This week, China reclaimed the distinction of running the world’s fastest supercomputer; it last held that first-place ranking for eightmonths starting in October 2010 with its Tianhe-1A machine. Its new Tianhe-2 (“Milky Way–2”) computer is putting its competition to shame, however, performing calculations about as fast as the most recent No. 2 and No. 3 machines combined, according to Jack Dongarra, one of the curators of the list of 500 most powerful supercomputers and professor of computer science at the University of Tennessee, Knoxville.
But in its ability to search vast data sets, says Richard Murphy—senior architect of advanced memory systems at Micron Technology, in Boise, Idaho—the 3-million-core machine is not nearly as singular. And it’s that ability that’s required to solve many of the most important and controversial big data problems in high-performance computing, including those at the recently revealed Prism program, at the U.S. National Security Agency (NSA).
Murphy chairs the executive committee of an alternative supercomputer benchmark called Graph 500. Named for the mathematical theory behind the study of networks and numbered like its long-established competitor, Top500, Graph 500 quantifies a supercomputer’s speed when running needle-in-a-haystack search problems.
While China’s Tianhe-2 claims a decisive victory in the newest Top500 list, the same machine doesn’t even place in the top 5 on the most recent Graph 500 list, Murphy says. (Both rankings are recompiled twice a year, in June and November.)
It’s no mark against the Tianhe-2’s architects that a No. 1 ranking in Top500 doesn’t yield the highest Graph 500 score too. As IEEE Spectrumpreviously reported in fact, as computers gain in processing power, very often their ability to quickly access their vast memory banks and hard drives decreases. And it’s this latter ability that’s key to data mining.
“If you look at large-scale commercial problems, the data is growing so fast compared to the improvement on performance you get from Moore’s Law,” says Murphy, who previously worked for Sandia National Laboratories, in New Mexico.
The big data sets supercomputers that must traverse today can be staggering. They can be as all-encompassing as the metadata behind every call or text you send and receive, as the latest revelations about the NSA’s operations suggest. On a slightly less Orwellian note, other big data sets in our digital lives include every purchase on Amazon.com or every bit of content viewed on Netflix—which is constantly combed through to discover new connections and recommendations.
Each of these everyday calculation problems is just another example of the general problem of searching the graph of connections between every point in a data set. Facebook, in fact, called out the problem by name earlier this year when it launched its Facebook Graph Search, a feature that enables users to find, say, restaurants or music that friends like, or to make other, more unusual connections.
The difference between such tasks and the simulations supercomputers typically run boils down to math, of course. Dongarra says that at its heart, the Top500 benchmark tracks a computer’s ability to race through a slough of floating point operations, while Graph 500 involves rapid manipulation of integers—mostly pointers to memory locations.

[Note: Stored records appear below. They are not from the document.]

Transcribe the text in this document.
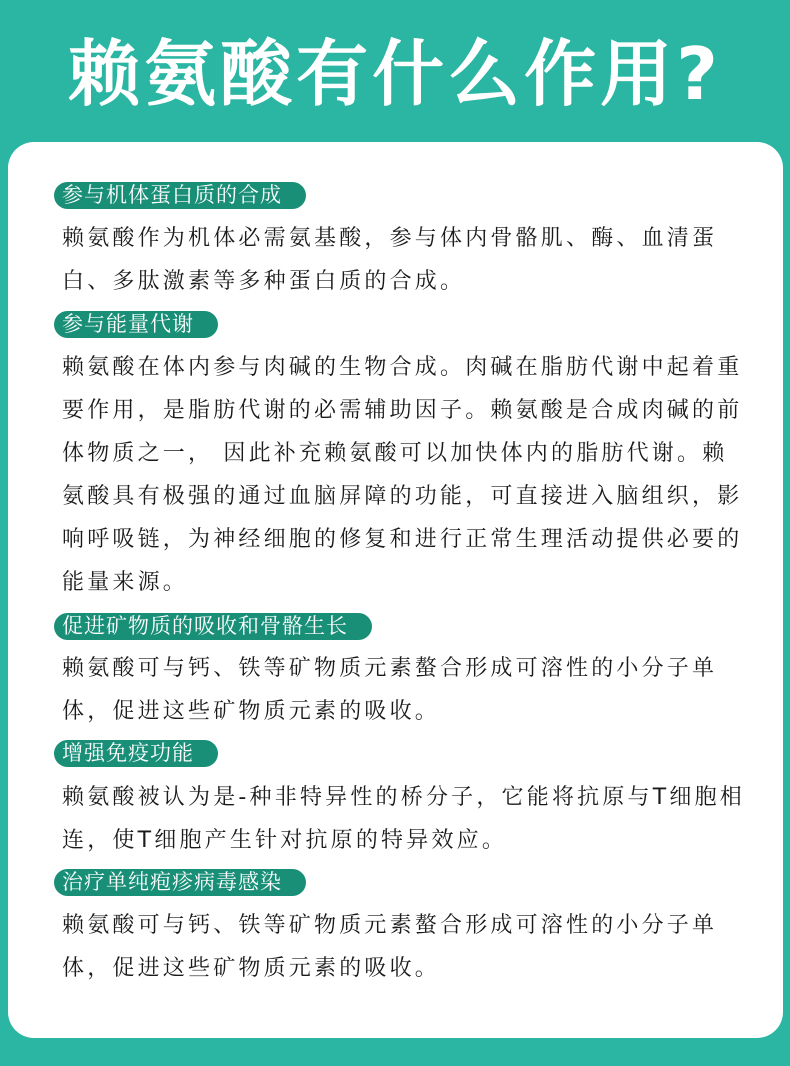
赖氨酸有什么作用?
参与机体蛋白质的合成

赖氨酸作为机体必需氨基酸，参与体内骨骼肌、酶、血清蛋白、多肽激素等多种蛋白质的合成。

参与能量代谢

赖氨酸在体内参与肉碱的生物合成。肉碱在脂肪代谢中起着重要作用，是脂肪代谢的必需辅助因子。赖氨酸是合成肉碱的前体物质之一， 因此补充赖氨酸可以加快体内的脂肪代谢。赖氨酸具有极强的通过血脑屏障的功能，可直接进入脑组织，影响呼吸链，为神经细胞的修复和进行正常生理活动提供必要的能量来源。

促进矿物质的吸收和骨骼生长

赖氨酸可与钙、铁等矿物质元素螯合形成可溶性的小分子单体，促进这些矿物质元素的吸收。

增强免疫功能

赖氨酸被认为是-种非特异性的桥分子，它能将抗原与T细胞相连，使T细胞产生针对抗原的特异效应。

治疗单纯疱疹病毒感染

赖氨酸可与钙、铁等矿物质元素螯合形成可溶性的小分子单体，促进这些矿物质元素的吸收。
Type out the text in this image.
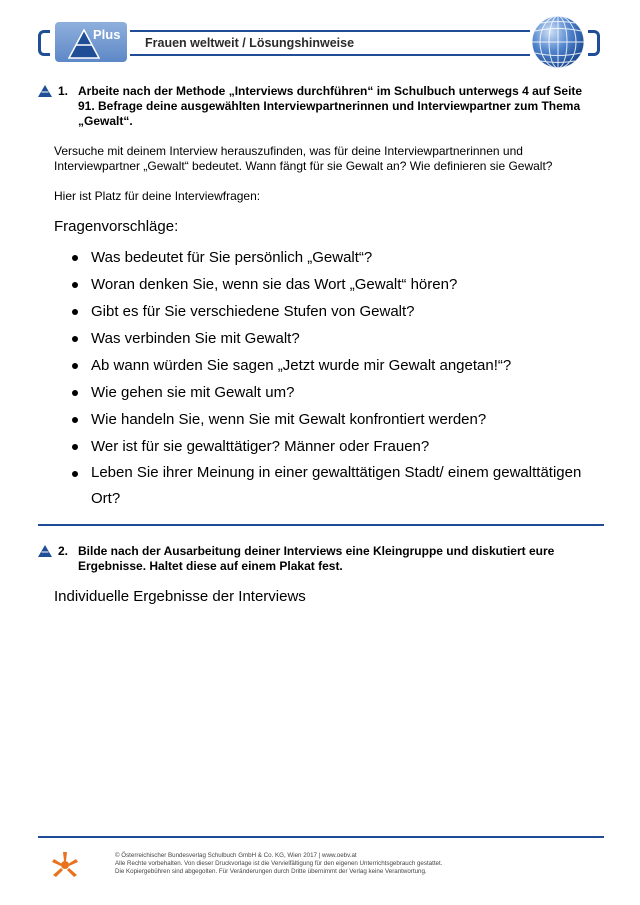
Plus
Frauen weltweit / Lösungshinweise
1. Arbeite nach der Methode „Interviews durchführen“ im Schulbuch unterwegs 4 auf Seite 91. Befrage deine ausgewählten Interviewpartnerinnen und Interviewpartner zum Thema „Gewalt“.
Versuche mit deinem Interview herauszufinden, was für deine Interviewpartnerinnen und Interviewpartner „Gewalt“ bedeutet. Wann fängt für sie Gewalt an? Wie definieren sie Gewalt?
Hier ist Platz für deine Interviewfragen:
Fragenvorschläge:
Was bedeutet für Sie persönlich „Gewalt“?
Woran denken Sie, wenn sie das Wort „Gewalt“ hören?
Gibt es für Sie verschiedene Stufen von Gewalt?
Was verbinden Sie mit Gewalt?
Ab wann würden Sie sagen „Jetzt wurde mir Gewalt angetan!“?
Wie gehen sie mit Gewalt um?
Wie handeln Sie, wenn Sie mit Gewalt konfrontiert werden?
Wer ist für sie gewalttätiger? Männer oder Frauen?
Leben Sie ihrer Meinung in einer gewalttätigen Stadt/ einem gewalttätigen Ort?
2. Bilde nach der Ausarbeitung deiner Interviews eine Kleingruppe und diskutiert eure Ergebnisse. Haltet diese auf einem Plakat fest.
Individuelle Ergebnisse der Interviews
© Österreichischer Bundesverlag Schulbuch GmbH & Co. KG, Wien 2017 | www.oebv.at
Alle Rechte vorbehalten. Von dieser Druckvorlage ist die Vervielfältigung für den eigenen Unterrichtsgebrauch gestattet.
Die Kopiergebühren sind abgegolten. Für Veränderungen durch Dritte übernimmt der Verlag keine Verantwortung.
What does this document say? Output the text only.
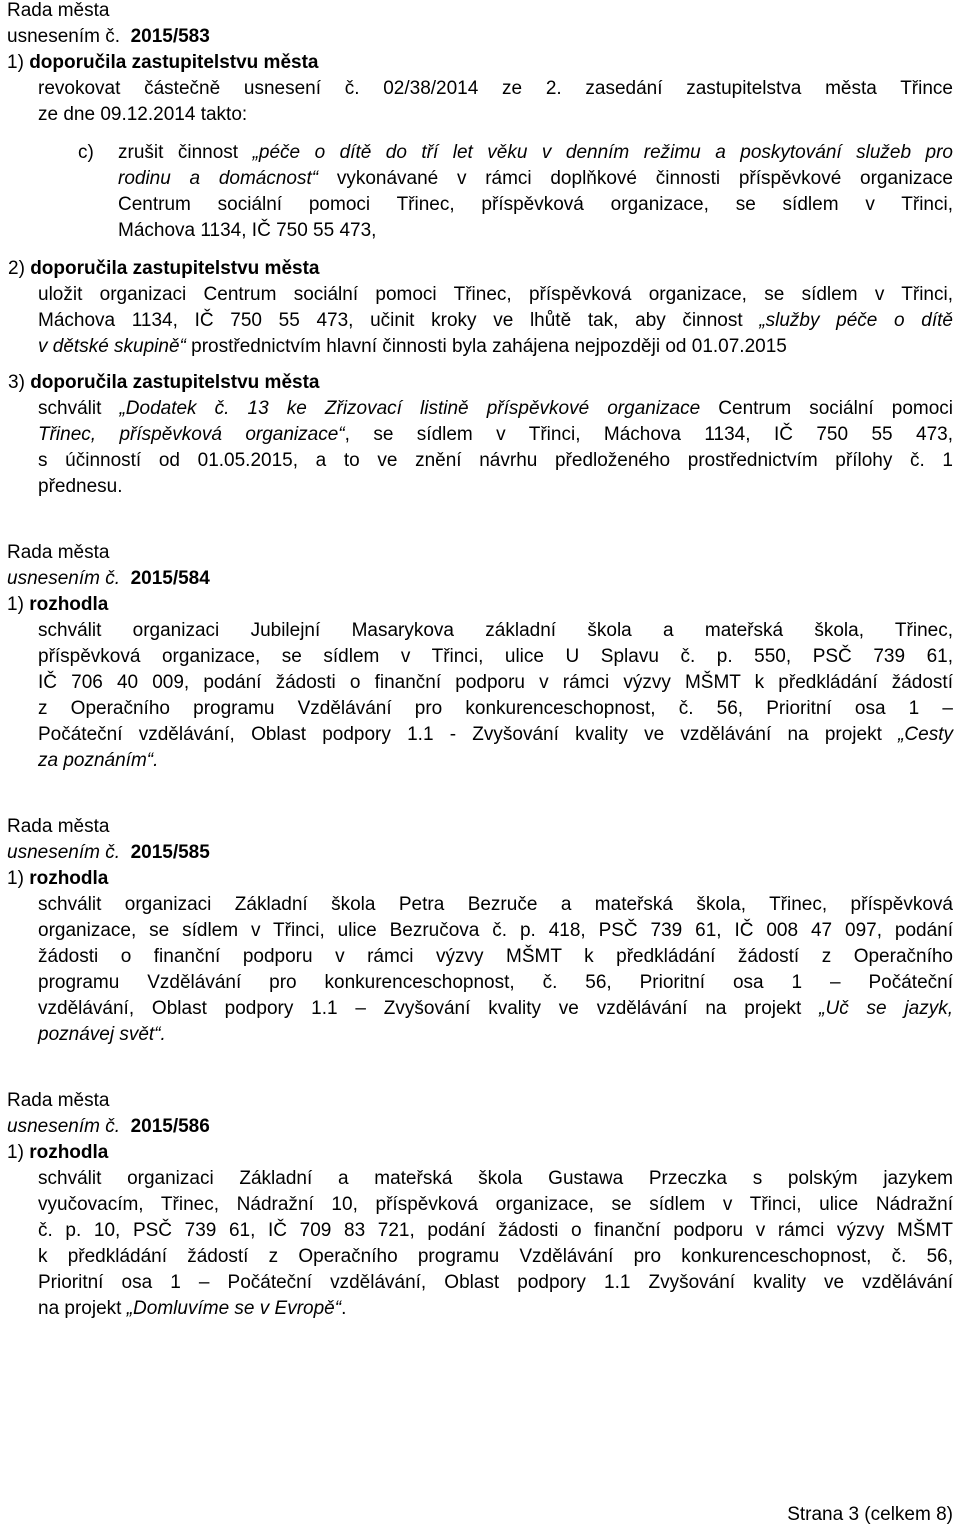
Rada města
usnesením č. 2015/583
1) doporučila zastupitelstvu města
revokovat částečně usnesení č. 02/38/2014 ze 2. zasedání zastupitelstva města Třince
ze dne 09.12.2014 takto:
c) zrušit činnost „péče o dítě do tří let věku v denním režimu a poskytování služeb pro
rodinu a domácnost“ vykonávané v rámci doplňkové činnosti příspěvkové organizace
Centrum sociální pomoci Třinec, příspěvková organizace, se sídlem v Třinci,
Máchova 1134, IČ 750 55 473,
2) doporučila zastupitelstvu města
uložit organizaci Centrum sociální pomoci Třinec, příspěvková organizace, se sídlem v Třinci,
Máchova 1134, IČ 750 55 473, učinit kroky ve lhůtě tak, aby činnost „služby péče o dítě
v dětské skupině“ prostřednictvím hlavní činnosti byla zahájena nejpozději od 01.07.2015
3) doporučila zastupitelstvu města
schválit „Dodatek č. 13 ke Zřizovací listině příspěvkové organizace Centrum sociální pomoci
Třinec, příspěvková organizace“, se sídlem v Třinci, Máchova 1134, IČ 750 55 473,
s účinností od 01.05.2015, a to ve znění návrhu předloženého prostřednictvím přílohy č. 1
přednesu.
Rada města
usnesením č. 2015/584
1) rozhodla
schválit organizaci Jubilejní Masarykova základní škola a mateřská škola, Třinec,
příspěvková organizace, se sídlem v Třinci, ulice U Splavu č. p. 550, PSČ 739 61,
IČ 706 40 009, podání žádosti o finanční podporu v rámci výzvy MŠMT k předkládání žádostí
z Operačního programu Vzdělávání pro konkurenceschopnost, č. 56, Prioritní osa 1 –
Počáteční vzdělávání, Oblast podpory 1.1 - Zvyšování kvality ve vzdělávání na projekt „Cesty
za poznáním“.
Rada města
usnesením č. 2015/585
1) rozhodla
schválit organizaci Základní škola Petra Bezruče a mateřská škola, Třinec, příspěvková
organizace, se sídlem v Třinci, ulice Bezručova č. p. 418, PSČ 739 61, IČ 008 47 097, podání
žádosti o finanční podporu v rámci výzvy MŠMT k předkládání žádostí z Operačního
programu Vzdělávání pro konkurenceschopnost, č. 56, Prioritní osa 1 – Počáteční
vzdělávání, Oblast podpory 1.1 – Zvyšování kvality ve vzdělávání na projekt „Uč se jazyk,
poznávej svět“.
Rada města
usnesením č. 2015/586
1) rozhodla
schválit organizaci Základní a mateřská škola Gustawa Przeczka s polským jazykem
vyučovacím, Třinec, Nádražní 10, příspěvková organizace, se sídlem v Třinci, ulice Nádražní
č. p. 10, PSČ 739 61, IČ 709 83 721, podání žádosti o finanční podporu v rámci výzvy MŠMT
k předkládání žádostí z Operačního programu Vzdělávání pro konkurenceschopnost, č. 56,
Prioritní osa 1 – Počáteční vzdělávání, Oblast podpory 1.1 Zvyšování kvality ve vzdělávání
na projekt „Domluvíme se v Evropě“.
Strana 3 (celkem 8)
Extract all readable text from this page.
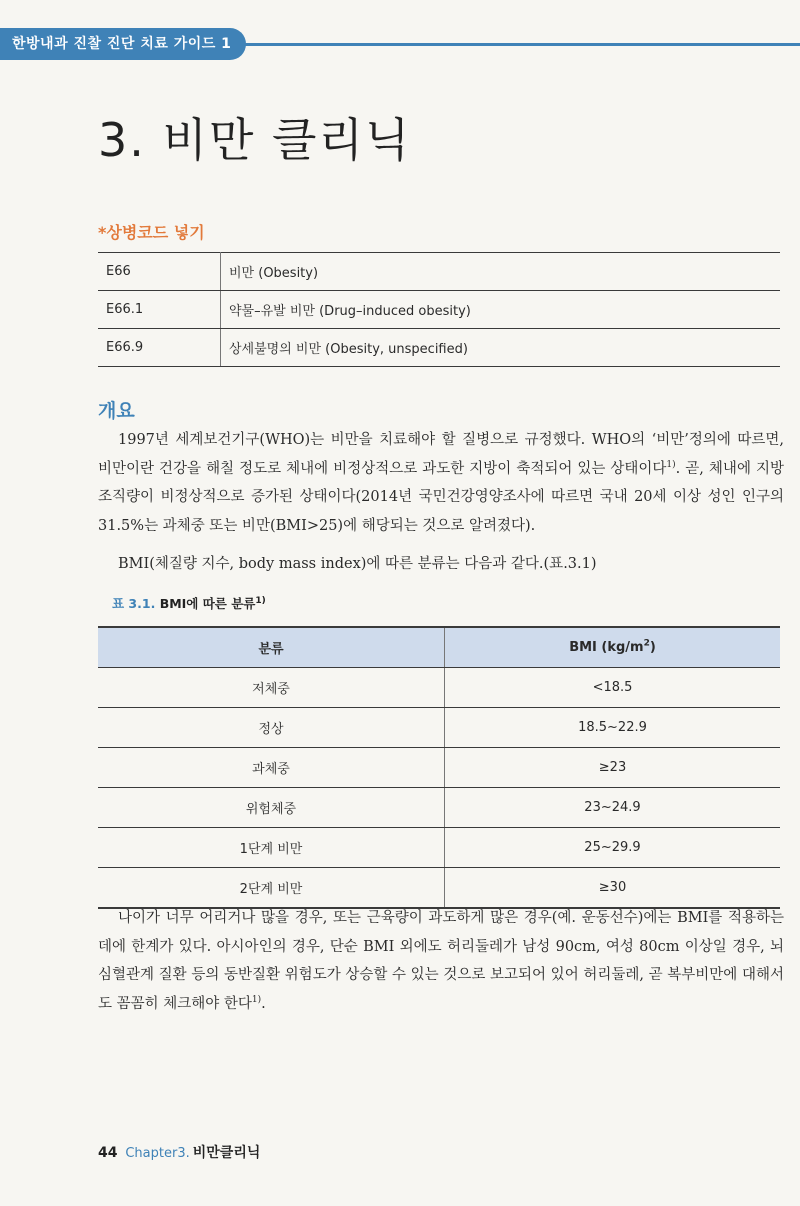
한방내과 진찰 진단 치료 가이드 1
3. 비만 클리닉
*상병코드 넣기
E66	비만 (Obesity)
E66.1	약물–유발 비만 (Drug–induced obesity)
E66.9	상세불명의 비만 (Obesity, unspecified)
개요

1997년 세계보건기구(WHO)는 비만을 치료해야 할 질병으로 규정했다. WHO의 ‘비만’정의에 따르면, 비만이란 건강을 해칠 정도로 체내에 비정상적으로 과도한 지방이 축적되어 있는 상태이다$^{1)}$. 곧, 체내에 지방 조직량이 비정상적으로 증가된 상태이다(2014년 국민건강영양조사에 따르면 국내 20세 이상 성인 인구의 31.5%는 과체중 또는 비만(BMI>25)에 해당되는 것으로 알려졌다).

BMI(체질량 지수, body mass index)에 따른 분류는 다음과 같다.(표.3.1)

표 3.1. BMI에 따른 분류$^{1)}$

분류	BMI $(kg/m^2)$
저체중	<18.5
정상	18.5~22.9
과체중	≥23
위험체중	23~24.9
1단계 비만	25~29.9
2단계 비만	≥30

나이가 너무 어리거나 많을 경우, 또는 근육량이 과도하게 많은 경우(예. 운동선수)에는 BMI를 적용하는 데에 한계가 있다. 아시아인의 경우, 단순 BMI 외에도 허리둘레가 남성 90cm, 여성 80cm 이상일 경우, 뇌심혈관계 질환 등의 동반질환 위험도가 상승할 수 있는 것으로 보고되어 있어 허리둘레, 곧 복부비만에 대해서도 꼼꼼히 체크해야 한다$^{1)}$.

44 Chapter3. 비만클리닉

But Murphy adds that the bottleneck for Graph 500 tests is often not in the processor but instead in the computer’s ability to access its memory. (Moving data in and out of memory is a growing problem for all supercomputers.)
“Graph 500 is more challenging on the data movement parts of the machine—on the memory and interconnect—and there are strong commercial driving forces for addressing some of those problems,” Murphy says. “Facebook is directly a graph problem, as is finding the next book recommendation on Amazon, as [are] certain problems in genomics, or if you want to do [an] analysis of pandemic flu. There’s just a proliferation of these problems.”